Composite reliability and quality assessment of interconnected power systems

The purpose of this paper is to present a practical method for computing contingency‐based reliability and quality indices in power systems and to answer questions related to how much the system is reliable, how robust it is in surviving random contingencies, how much it is costing to maintain appropriate system security and reliability levels and, finally, to what extent the desired balance is maintained between generation facilities, transmission capabilities and consumer demand levels in various zones of the electric power system.

The methodology adopted in this paper is based on a combined contingency analysis/reliability evaluation scheme. A three‐component system model is utilized, which can be used effectively for evaluation and sensitivity analysis of reliability and quality in power systems. The model is a reduced (equivalent) system representation that comprises generation, transmission and load components with multi‐state values. The computational scheme presented in the paper integrates both the contingency effect and its probability of occurrence into one routine of analysis while reducing the power system around the region of interest.
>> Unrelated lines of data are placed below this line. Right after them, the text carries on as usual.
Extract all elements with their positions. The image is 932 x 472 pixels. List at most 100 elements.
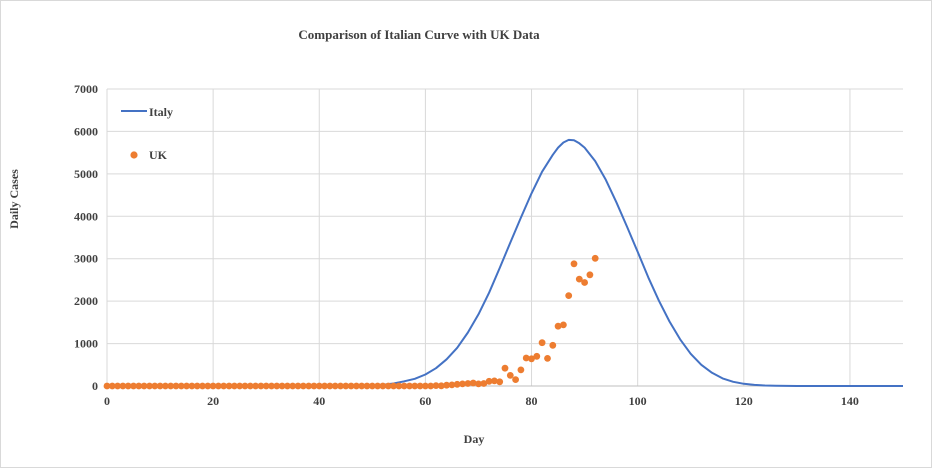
uk-point [347, 382, 355, 390]
uk-point [315, 382, 323, 390]
uk-point [586, 271, 594, 279]
legend-italy-label: Italy [149, 105, 173, 119]
y-tick-label: 7000 [74, 82, 98, 96]
uk-point [581, 279, 588, 286]
uk-point [491, 377, 498, 385]
uk-point [262, 382, 270, 390]
uk-point [172, 382, 180, 390]
uk-point [469, 379, 477, 387]
legend: Italy UK [121, 105, 173, 162]
legend-uk-swatch [130, 151, 138, 159]
axes [106, 89, 903, 387]
uk-point [151, 382, 159, 390]
uk-point [554, 322, 562, 330]
uk-point [496, 378, 504, 386]
uk-point [453, 380, 461, 388]
x-tick-label: 80 [526, 394, 538, 408]
uk-point [204, 382, 212, 390]
uk-point [560, 321, 567, 329]
y-tick-label: 6000 [74, 124, 98, 138]
uk-point [294, 382, 302, 390]
grid-lines [107, 88, 903, 386]
uk-point [416, 382, 424, 390]
uk-point [570, 260, 578, 268]
uk-point [432, 382, 440, 389]
uk-point [268, 382, 275, 390]
uk-point [135, 382, 143, 390]
uk-point [193, 382, 201, 390]
uk-point [146, 382, 153, 390]
uk-point [400, 382, 408, 390]
uk-point [501, 364, 509, 372]
x-tick-label: 40 [313, 394, 325, 408]
uk-point [119, 382, 127, 390]
uk-point [528, 355, 535, 363]
uk-point [427, 382, 435, 390]
uk-point [220, 382, 228, 390]
uk-point [549, 341, 557, 349]
uk-point [538, 339, 546, 347]
uk-point [167, 382, 175, 390]
uk-point [353, 382, 360, 390]
uk-point [384, 382, 392, 390]
uk-point [209, 382, 217, 390]
uk-point [448, 381, 456, 389]
uk-point [225, 382, 233, 390]
uk-point [506, 372, 514, 379]
uk-point [485, 377, 493, 385]
uk-point [284, 382, 291, 390]
uk-point [108, 382, 116, 390]
uk-point [411, 382, 419, 390]
uk-point [390, 382, 397, 390]
y-tick-label: 3000 [74, 252, 98, 266]
uk-point [188, 382, 196, 390]
uk-point [575, 275, 583, 283]
uk-point [215, 382, 222, 390]
uk-point [475, 380, 482, 388]
uk-point [544, 355, 551, 362]
y-tick-label: 4000 [74, 209, 98, 223]
uk-point [337, 382, 344, 390]
uk-point [395, 382, 403, 390]
uk-point [252, 382, 259, 390]
uk-point [199, 382, 206, 390]
uk-point [342, 382, 350, 390]
uk-point [326, 382, 334, 390]
uk-point [177, 382, 185, 390]
uk-point [512, 376, 519, 383]
x-axis-title: Day [464, 432, 485, 446]
x-tick-label: 140 [841, 394, 859, 408]
italy-series [107, 138, 903, 387]
uk-point [480, 380, 488, 387]
y-tick-label: 2000 [74, 294, 98, 308]
uk-point [522, 354, 530, 362]
y-tick-labels: 0 1000 2000 3000 4000 5000 6000 7000 [74, 82, 98, 393]
uk-point [231, 382, 238, 390]
uk-point [241, 382, 249, 390]
x-tick-labels: 0 20 40 60 80 100 120 140 [104, 394, 859, 408]
italy-line [107, 138, 903, 387]
uk-point [289, 382, 297, 390]
x-tick-label: 60 [419, 394, 431, 408]
uk-point [273, 382, 281, 390]
uk-point [130, 382, 137, 390]
uk-point [124, 382, 132, 390]
uk-point [103, 382, 111, 390]
y-tick-label: 0 [92, 379, 98, 393]
legend-uk-label: UK [149, 148, 168, 162]
uk-point [422, 382, 429, 390]
uk-point [236, 382, 244, 390]
x-tick-label: 20 [207, 394, 219, 408]
x-tick-label: 0 [104, 394, 110, 408]
uk-point [321, 382, 328, 390]
uk-point [162, 382, 169, 390]
x-tick-label: 100 [629, 394, 647, 408]
chart-title: Comparison of Italian Curve with UK Data [298, 27, 540, 42]
uk-point [246, 382, 254, 390]
x-tick-label: 120 [735, 394, 753, 408]
uk-point [363, 382, 371, 390]
uk-point [156, 382, 164, 390]
uk-series [103, 254, 599, 390]
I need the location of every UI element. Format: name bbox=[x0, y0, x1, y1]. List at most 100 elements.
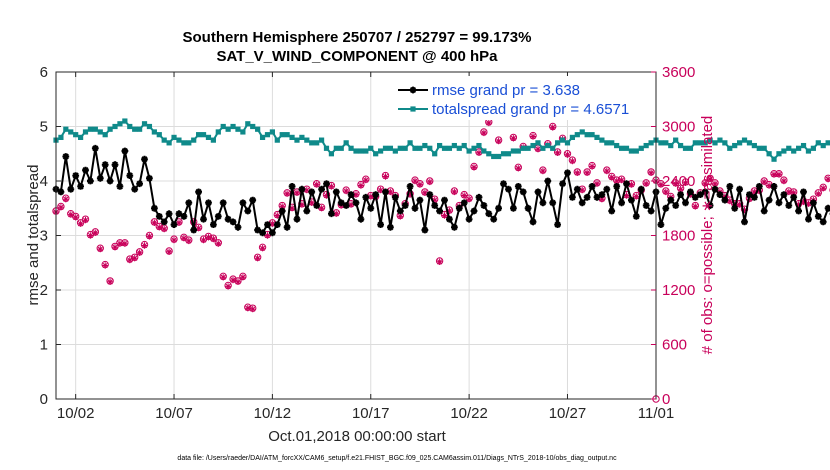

The computational scheme presented in the paper can effectively assess both service reliability and system quality. The practical applications presented demonstrated that lower service reliability levels would jeopardize energy supply continuity and increase the likelihood of additional maintenance and restoration costs due to the resulting higher rate of system outages. Poor system quality levels, on the other hand, imply either deficiency or excess in the overall system capabilities as designed by its planners.

The work of this paper contributes to the solution of the reliability and quality assessment problem in practical power systems. As part of the present work, an advanced computerized scheme for fast composite system reliability and quality assessment was developed and then applied to an equivalent system model of the Saudi electricity system. The results obtained are claimed to have far‐reaching implications on various planning and operation aspects of the power system.